Stars Unite To Combat Fast Fashion Peril

SHARE

Stars have united to combat fashion peril after it emerged Brits will splash out £3.5 Billion on new clothes for the Christmas party season this year.

But eight million items will only be worn once.

Research by Oxfam shows that 65% of Brits will buy at least one new item of clothing for the Christmas party season, splashing out an average of £106 each.

But a quarter (24%) of those say they will only wear the item once over the festive period – leaving clothes to fester in wardrobes or end up in landfill.

Kate Moss, Una Healy, Ellie Goulding, Killing Eve star, Jodie Comer, and designer Stella McCartney are some of the celebrities who have donated partywear to Oxfam.

They are supporting the charity’s sustainable partywear campaign encouraging people to shop for second-hand fashion this Christmas rather than always buying new.

Ellie Goulding, who donated a stunning designer outfit including a little black Isabel Marant dress, said: “I’m donating pieces from my wardrobe and hoping to pick up something amazing in their place! Follow Oxfam’s lead and when you fall out of love with an outfit, let someone else fall in love with it. Source your new look from Oxfam too, and you’re showing maximum respect for clothes, the planet and style. With Oxfam’s expertise at re-circulating our fashion, you will never fear the re-wear!”

Una Healy, who donated a gorgeous shimmery evening gown said:
“I love dressing up at this time of year and while I love high street shops, I’ll be making sure I have a look at the Oxfam Online shop too. I’ve donated a party dress this year, but there are some amazing bargains to be had. It’s a huge treasure trove of vintage, sparkly and one-off pieces and you can do your bit for those living in poverty too.”

The Oxfam Online Shop and the charity’s 610 high street shops are stocked with partywear that slows down fast fashion by giving clothes a second chance to be sold.
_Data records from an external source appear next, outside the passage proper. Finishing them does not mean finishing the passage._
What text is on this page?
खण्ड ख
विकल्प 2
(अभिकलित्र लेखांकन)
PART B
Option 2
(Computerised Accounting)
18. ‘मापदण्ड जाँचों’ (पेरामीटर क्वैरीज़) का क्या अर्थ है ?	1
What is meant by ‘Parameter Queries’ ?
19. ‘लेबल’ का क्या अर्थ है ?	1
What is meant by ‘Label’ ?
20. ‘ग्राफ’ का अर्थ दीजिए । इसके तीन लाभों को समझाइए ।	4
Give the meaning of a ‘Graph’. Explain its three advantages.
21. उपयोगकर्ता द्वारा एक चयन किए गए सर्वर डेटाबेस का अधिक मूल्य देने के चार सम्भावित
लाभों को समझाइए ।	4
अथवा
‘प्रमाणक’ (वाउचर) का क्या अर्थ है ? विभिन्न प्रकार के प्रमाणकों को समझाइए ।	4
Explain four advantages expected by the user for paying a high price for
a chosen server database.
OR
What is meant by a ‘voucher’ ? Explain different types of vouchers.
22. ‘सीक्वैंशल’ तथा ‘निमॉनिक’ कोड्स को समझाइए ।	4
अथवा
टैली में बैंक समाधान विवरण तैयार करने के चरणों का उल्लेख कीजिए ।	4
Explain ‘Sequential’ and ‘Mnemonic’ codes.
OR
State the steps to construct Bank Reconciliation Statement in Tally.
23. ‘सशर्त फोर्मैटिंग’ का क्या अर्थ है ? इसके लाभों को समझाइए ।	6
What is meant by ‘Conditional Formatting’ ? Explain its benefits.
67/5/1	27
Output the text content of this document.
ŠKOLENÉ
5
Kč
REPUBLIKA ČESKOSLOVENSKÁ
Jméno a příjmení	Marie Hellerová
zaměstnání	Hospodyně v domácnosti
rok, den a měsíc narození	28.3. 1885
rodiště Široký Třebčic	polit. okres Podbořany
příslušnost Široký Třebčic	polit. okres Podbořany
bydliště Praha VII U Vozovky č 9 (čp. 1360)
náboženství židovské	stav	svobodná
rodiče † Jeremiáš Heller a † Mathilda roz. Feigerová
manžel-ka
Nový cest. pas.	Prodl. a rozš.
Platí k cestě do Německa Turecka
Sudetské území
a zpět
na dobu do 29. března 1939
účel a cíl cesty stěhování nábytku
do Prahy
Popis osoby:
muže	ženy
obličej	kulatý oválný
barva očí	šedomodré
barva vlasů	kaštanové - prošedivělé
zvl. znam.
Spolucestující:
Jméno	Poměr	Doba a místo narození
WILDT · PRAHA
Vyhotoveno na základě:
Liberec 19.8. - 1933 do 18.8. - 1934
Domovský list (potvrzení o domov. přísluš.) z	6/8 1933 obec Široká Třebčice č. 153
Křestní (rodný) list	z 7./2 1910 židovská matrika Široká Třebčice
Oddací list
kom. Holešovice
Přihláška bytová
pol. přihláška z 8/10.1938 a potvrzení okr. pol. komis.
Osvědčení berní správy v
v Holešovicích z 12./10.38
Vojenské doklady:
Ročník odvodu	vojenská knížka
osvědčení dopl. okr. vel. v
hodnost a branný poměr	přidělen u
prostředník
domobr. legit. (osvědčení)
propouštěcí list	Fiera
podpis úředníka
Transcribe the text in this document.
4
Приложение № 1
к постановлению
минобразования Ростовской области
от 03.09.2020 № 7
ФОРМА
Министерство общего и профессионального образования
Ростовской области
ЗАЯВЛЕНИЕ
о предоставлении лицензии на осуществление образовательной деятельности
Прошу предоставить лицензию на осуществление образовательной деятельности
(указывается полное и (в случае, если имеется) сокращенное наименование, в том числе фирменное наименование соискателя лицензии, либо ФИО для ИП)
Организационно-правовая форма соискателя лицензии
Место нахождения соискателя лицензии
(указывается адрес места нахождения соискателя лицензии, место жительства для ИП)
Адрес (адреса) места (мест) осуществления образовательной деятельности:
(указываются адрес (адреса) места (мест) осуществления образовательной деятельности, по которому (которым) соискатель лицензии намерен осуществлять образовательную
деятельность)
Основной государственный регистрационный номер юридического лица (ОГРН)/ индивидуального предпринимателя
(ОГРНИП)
The charity’s unique textile recycling operation means none of the donated clothes, whatever the quality, end up in landfill.

Oxfam’s Fee Gilfeather said: “The figures revealed by this research are staggering, and it is vital clothes don’t just go to waste.  Oxfam is the right destination for ethical fashion lovers, because our shops are stocked with glamourous pieces which help save the planet and raise money for the world’s poorest people to access clean water, food and shelter.”

Fast fashion uses speed and low-cost production systems to deliver new clothes to the High Street inspired by the catwalk or celebrities.